The VeloSnooze article is a joke. The design lives up to exactly what it claims; lighter and stiffer. They simply felt it wasn't enough of either  . This coming from the guys that claim that there is nothing wrong with square taper. While there is nothing technically wrong with square taper, the stiffness difference is noticeable from it to octo to BB30. They tested only manufactures that make both a standard and BB30 cranks in the same model in an effort to "normalize" something. What, I'm not sure. They left out the 3 obvious cranks that fully use the advantages of BB30. Additionally, it was a bench test. They didn't put it in a frame. It doesn't require an engineer to figure out that not all stiffness gains will come from the crank alone.
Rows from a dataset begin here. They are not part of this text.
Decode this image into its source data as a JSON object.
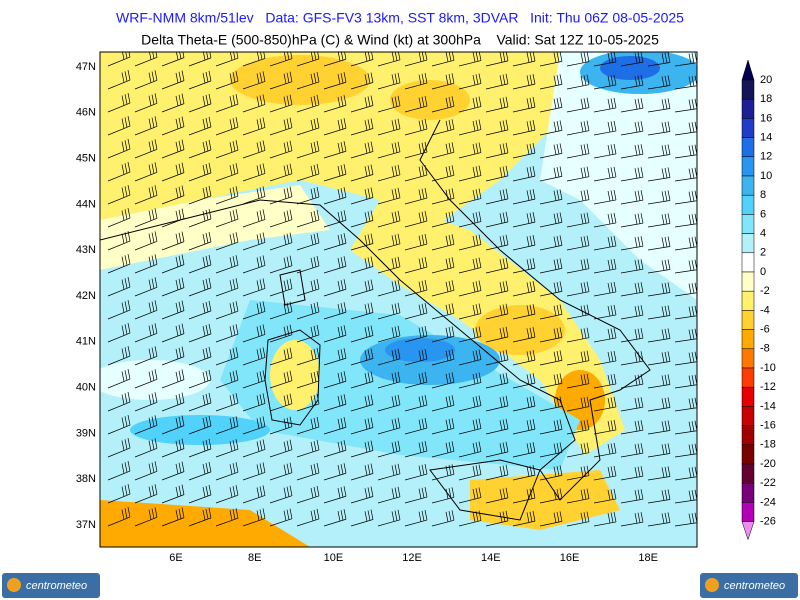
{
  "header": {
    "title": "WRF-NMM 8km/51lev   Data: GFS-FV3 13km, SST 8km, 3DVAR   Init: Thu 06Z 08-05-2025",
    "subtitle": "Delta Theta-E (500-850)hPa (C) & Wind (kt) at 300hPa    Valid: Sat 12Z 10-05-2025"
  },
  "map": {
    "lat_labels": [
      "47N",
      "46N",
      "45N",
      "44N",
      "43N",
      "42N",
      "41N",
      "40N",
      "39N",
      "38N",
      "37N"
    ],
    "lon_labels": [
      "6E",
      "8E",
      "10E",
      "12E",
      "14E",
      "16E",
      "18E"
    ]
  },
  "colorbar": {
    "ticks": [
      20,
      18,
      16,
      14,
      12,
      10,
      8,
      6,
      4,
      2,
      0,
      -2,
      -4,
      -6,
      -8,
      -10,
      -12,
      -14,
      -16,
      -18,
      -20,
      -22,
      -24,
      -26
    ],
    "colors": [
      "#14145a",
      "#1e1e96",
      "#1e3cc8",
      "#1e6ee6",
      "#2896f0",
      "#3cb4f0",
      "#50d2fa",
      "#82e6fa",
      "#b4f0fa",
      "#ffffff",
      "#ffffc8",
      "#fff06e",
      "#ffd232",
      "#ffaa00",
      "#ff7800",
      "#ff3c00",
      "#e60000",
      "#c80000",
      "#a00000",
      "#780000",
      "#640032",
      "#780078",
      "#b400b4"
    ],
    "top_color": "#000050",
    "bottom_color": "#f08cf0"
  },
  "footer": {
    "logo_left": "centrometeo",
    "logo_right": "centrometeo"
  }
}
There are advantages as well on the frame end..... which was glossed over. So........ VeloSnooze = 1/2 assed testing. But.... even a 1/2 assed attempt led them to an affirmation of the claim BB30 makes. It simply wasn't enough for them. In an industry where splitting hairs means sales dollars these are guys saying the hair is to thin to split, yet the SL3 is the best bike they have even ridden . Shocker. Anything those guys say should checked with a BS meter and treated as suspect.

Here's my (extremely biased, yet truthful) take on the deal. The overall setup will be lighter and stiffer. If we move away from the bottom bracket for a second and look at the head tube you'll see why. Damn near everyone is going with an oversized headset these days on the mountain and road side. Why you ask? It's a bigger tube inside a bigger tube. It's stiffer and lighter. Look at DH bikes' rear axels. Look at the new Fox forks that are a 15mm QR and 20mm through axels. All increased size for increase stiffness and or decreased weight. So..... why is it so hard to believe that making a BB spindle (a tube, in a tube) bigger would increase its stiffness and decrease its weight? Again, I'm (very) biased but, what about this doesn't make sense? Seriously? It's a tube, ina' tube. We're not landing it on the moon.

OT

Anything CAAD9 means made in the US. From the CAAD9 1 to the 6 8 what ever. CAAD9=US. End of story. 

Al is more impact resistant than carbon. However, it's not indestructible. It will break in a crash. It's less likely than carbon but it'll break, promise. The old adage is still true, "don't race what you can't afford to replace." CAAD9 ~$900 Super6 ~$3000 it's as simple as that. You're not going to win a 90min crit because you're on one or the other. I own both.... both are stiff, both are light, both are good for crits. Pick a color.

Starnut


----------



## AvantDale (Dec 26, 2008)

Mr, Nut :thumbsup:

Lol..."VeloSnooze"


----------